Cabe recordar a las partes que el bien inmueble objeto de esta acción de tutela, fue también parte de un proceso penal seguido por los demandados contra la ahora impugnante -lo que permitió la conclusión sobre la existencia de hechos controvertidos-, así como de un proceso interdicto de recobrar la posesión, según lo señaló la parte demandada, como consta en el acápite I.2 del presente Auto Constitucional Plurinacional, señalando que: “La Resolución de rechazo de denuncia penal aun no se halla ejecutoriada, pues el suscrito presentó su objeción al rechazo y está pendiente de remisión a la Fiscalía Departamental, no existiendo ningún fallo del Fiscal de Distrito que revoque o rechace la determinación asumida por el Fiscal de Materia; b) Independientemente del proceso penal existe otro proceso civil de interdicto de recobrar la posesión, que se halla vigente…”, situación que debe ser tomada en cuenta en el marco de otro aspecto abordado por la jurisprudencia constitucional citada en el Fundamento Jurídico III.1 de este Auto Constitucional Plurinacional; es decir, que debe ser primordialmente la jurisdicción ordinaria la que resuelva las emergencias que se susciten en el presente caso, sin que mayores hechos sin fundamento legal se lleven a cabo y evitando mayores confusiones y situaciones paralelas o sobrepuestas; en otros términos, lo único que resta es que las partes sigan el cauce de lo tramitado en dicha jurisdicción ya abierta, dejándola actuar y no obstaculizarla, para que pueda llegar a una resolución legal del citado conflicto.

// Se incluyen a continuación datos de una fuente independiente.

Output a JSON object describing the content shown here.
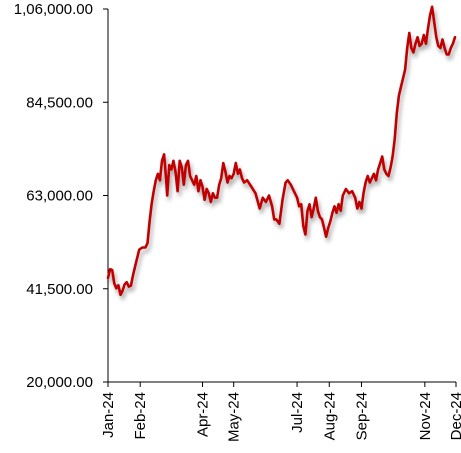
{
  "chart_data": {
    "type": "line",
    "title": "",
    "xlabel": "",
    "ylabel": "",
    "ylim": [
      20000,
      106000
    ],
    "y_ticks": [
      "20,000.00",
      "41,500.00",
      "63,000.00",
      "84,500.00",
      "1,06,000.00"
    ],
    "y_tick_values": [
      20000,
      41500,
      63000,
      84500,
      106000
    ],
    "x_ticks": [
      "Jan-24",
      "Feb-24",
      "Apr-24",
      "May-24",
      "Jul-24",
      "Aug-24",
      "Sep-24",
      "Nov-24",
      "Dec-24"
    ],
    "x_tick_dates": [
      "2024-01-01",
      "2024-02-01",
      "2024-04-01",
      "2024-05-01",
      "2024-07-01",
      "2024-08-01",
      "2024-09-01",
      "2024-11-01",
      "2024-12-01"
    ],
    "grid": false,
    "legend": "none",
    "series": [
      {
        "color": "#c00000",
        "points": [
          [
            "2024-01-01",
            44000
          ],
          [
            "2024-01-03",
            46000
          ],
          [
            "2024-01-05",
            45800
          ],
          [
            "2024-01-07",
            42800
          ],
          [
            "2024-01-09",
            41600
          ],
          [
            "2024-01-11",
            42300
          ],
          [
            "2024-01-13",
            40100
          ],
          [
            "2024-01-15",
            41000
          ],
          [
            "2024-01-17",
            42500
          ],
          [
            "2024-01-19",
            43000
          ],
          [
            "2024-01-21",
            42000
          ],
          [
            "2024-01-23",
            42200
          ],
          [
            "2024-01-25",
            44500
          ],
          [
            "2024-01-28",
            47500
          ],
          [
            "2024-01-31",
            50500
          ],
          [
            "2024-02-03",
            51000
          ],
          [
            "2024-02-06",
            51000
          ],
          [
            "2024-02-08",
            52000
          ],
          [
            "2024-02-10",
            57000
          ],
          [
            "2024-02-12",
            61000
          ],
          [
            "2024-02-14",
            64000
          ],
          [
            "2024-02-16",
            66500
          ],
          [
            "2024-02-18",
            68000
          ],
          [
            "2024-02-20",
            66500
          ],
          [
            "2024-02-22",
            71000
          ],
          [
            "2024-02-24",
            72500
          ],
          [
            "2024-02-26",
            66500
          ],
          [
            "2024-02-27",
            63000
          ],
          [
            "2024-02-29",
            70000
          ],
          [
            "2024-03-02",
            69000
          ],
          [
            "2024-03-04",
            71000
          ],
          [
            "2024-03-06",
            68500
          ],
          [
            "2024-03-08",
            64000
          ],
          [
            "2024-03-10",
            71000
          ],
          [
            "2024-03-12",
            69500
          ],
          [
            "2024-03-14",
            65500
          ],
          [
            "2024-03-16",
            70000
          ],
          [
            "2024-03-18",
            71000
          ],
          [
            "2024-03-20",
            67500
          ],
          [
            "2024-03-22",
            66500
          ],
          [
            "2024-03-24",
            65500
          ],
          [
            "2024-03-26",
            67500
          ],
          [
            "2024-03-28",
            64000
          ],
          [
            "2024-03-30",
            66500
          ],
          [
            "2024-04-01",
            65000
          ],
          [
            "2024-04-03",
            62000
          ],
          [
            "2024-04-05",
            64500
          ],
          [
            "2024-04-07",
            63500
          ],
          [
            "2024-04-09",
            61500
          ],
          [
            "2024-04-11",
            63500
          ],
          [
            "2024-04-13",
            62500
          ],
          [
            "2024-04-15",
            62500
          ],
          [
            "2024-04-17",
            65500
          ],
          [
            "2024-04-19",
            67000
          ],
          [
            "2024-04-21",
            70500
          ],
          [
            "2024-04-23",
            68500
          ],
          [
            "2024-04-25",
            66000
          ],
          [
            "2024-04-27",
            67500
          ],
          [
            "2024-04-29",
            67000
          ],
          [
            "2024-05-01",
            68000
          ],
          [
            "2024-05-03",
            70500
          ],
          [
            "2024-05-05",
            68000
          ],
          [
            "2024-05-07",
            69000
          ],
          [
            "2024-05-09",
            67000
          ],
          [
            "2024-05-11",
            66000
          ],
          [
            "2024-05-14",
            66500
          ],
          [
            "2024-05-18",
            65000
          ],
          [
            "2024-05-22",
            63500
          ],
          [
            "2024-05-26",
            60000
          ],
          [
            "2024-05-29",
            62500
          ],
          [
            "2024-06-01",
            61500
          ],
          [
            "2024-06-04",
            63000
          ],
          [
            "2024-06-07",
            60500
          ],
          [
            "2024-06-09",
            57500
          ],
          [
            "2024-06-11",
            57500
          ],
          [
            "2024-06-14",
            56500
          ],
          [
            "2024-06-17",
            62000
          ],
          [
            "2024-06-20",
            66000
          ],
          [
            "2024-06-22",
            66500
          ],
          [
            "2024-06-25",
            65500
          ],
          [
            "2024-06-28",
            64000
          ],
          [
            "2024-07-01",
            62500
          ],
          [
            "2024-07-03",
            60500
          ],
          [
            "2024-07-05",
            61000
          ],
          [
            "2024-07-07",
            56000
          ],
          [
            "2024-07-09",
            54000
          ],
          [
            "2024-07-11",
            59500
          ],
          [
            "2024-07-13",
            61000
          ],
          [
            "2024-07-15",
            58000
          ],
          [
            "2024-07-17",
            60000
          ],
          [
            "2024-07-19",
            62500
          ],
          [
            "2024-07-21",
            59500
          ],
          [
            "2024-07-23",
            58000
          ],
          [
            "2024-07-25",
            57500
          ],
          [
            "2024-07-27",
            55500
          ],
          [
            "2024-07-29",
            53500
          ],
          [
            "2024-07-31",
            55500
          ],
          [
            "2024-08-02",
            57000
          ],
          [
            "2024-08-04",
            59000
          ],
          [
            "2024-08-06",
            60500
          ],
          [
            "2024-08-08",
            59000
          ],
          [
            "2024-08-10",
            61000
          ],
          [
            "2024-08-12",
            59500
          ],
          [
            "2024-08-14",
            63000
          ],
          [
            "2024-08-17",
            64500
          ],
          [
            "2024-08-20",
            63500
          ],
          [
            "2024-08-23",
            64000
          ],
          [
            "2024-08-26",
            62500
          ],
          [
            "2024-08-28",
            60000
          ],
          [
            "2024-08-30",
            61500
          ],
          [
            "2024-09-01",
            60000
          ],
          [
            "2024-09-03",
            63500
          ],
          [
            "2024-09-05",
            66000
          ],
          [
            "2024-09-07",
            67500
          ],
          [
            "2024-09-09",
            66000
          ],
          [
            "2024-09-11",
            67000
          ],
          [
            "2024-09-13",
            68000
          ],
          [
            "2024-09-15",
            66500
          ],
          [
            "2024-09-17",
            69000
          ],
          [
            "2024-09-19",
            70500
          ],
          [
            "2024-09-21",
            72000
          ],
          [
            "2024-09-23",
            69000
          ],
          [
            "2024-09-25",
            68000
          ],
          [
            "2024-09-27",
            67500
          ],
          [
            "2024-09-29",
            69500
          ],
          [
            "2024-10-01",
            72000
          ],
          [
            "2024-10-03",
            76000
          ],
          [
            "2024-10-05",
            82000
          ],
          [
            "2024-10-07",
            86000
          ],
          [
            "2024-10-09",
            88000
          ],
          [
            "2024-10-11",
            90000
          ],
          [
            "2024-10-13",
            92000
          ],
          [
            "2024-10-15",
            97000
          ],
          [
            "2024-10-17",
            100500
          ],
          [
            "2024-10-19",
            97000
          ],
          [
            "2024-10-21",
            96000
          ],
          [
            "2024-10-23",
            98000
          ],
          [
            "2024-10-25",
            99500
          ],
          [
            "2024-10-27",
            97500
          ],
          [
            "2024-10-29",
            98000
          ],
          [
            "2024-10-31",
            100000
          ],
          [
            "2024-11-02",
            98000
          ],
          [
            "2024-11-04",
            101500
          ],
          [
            "2024-11-06",
            104500
          ],
          [
            "2024-11-08",
            106500
          ],
          [
            "2024-11-10",
            103000
          ],
          [
            "2024-11-12",
            99500
          ],
          [
            "2024-11-14",
            97500
          ],
          [
            "2024-11-16",
            97000
          ],
          [
            "2024-11-18",
            99000
          ],
          [
            "2024-11-20",
            97000
          ],
          [
            "2024-11-22",
            95500
          ],
          [
            "2024-11-24",
            95500
          ],
          [
            "2024-11-26",
            97000
          ],
          [
            "2024-11-28",
            98000
          ],
          [
            "2024-11-30",
            99500
          ]
        ]
      }
    ]
  }
}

Finalmente, corresponde reiterar que la denegatoria determinada por la SCP 0976/2023-S2 no emergió de un análisis de fondo del caso concreto y en ese mérito, cabe señalar que menos aun dicha decisión puede implicar la emergencia de actos como consecuencia de la mencionada denegatoria, razón por la cual no se dispuso -en dicha Sentencia Constitucional Plurinacional- ninguna situación más que la revocatoria de la inicial concesión de tutela.

Consecuentemente, la Sala Constitucional al haber declarado no ha lugar a la queja por sobrecumplimiento, no obró de forma correcta.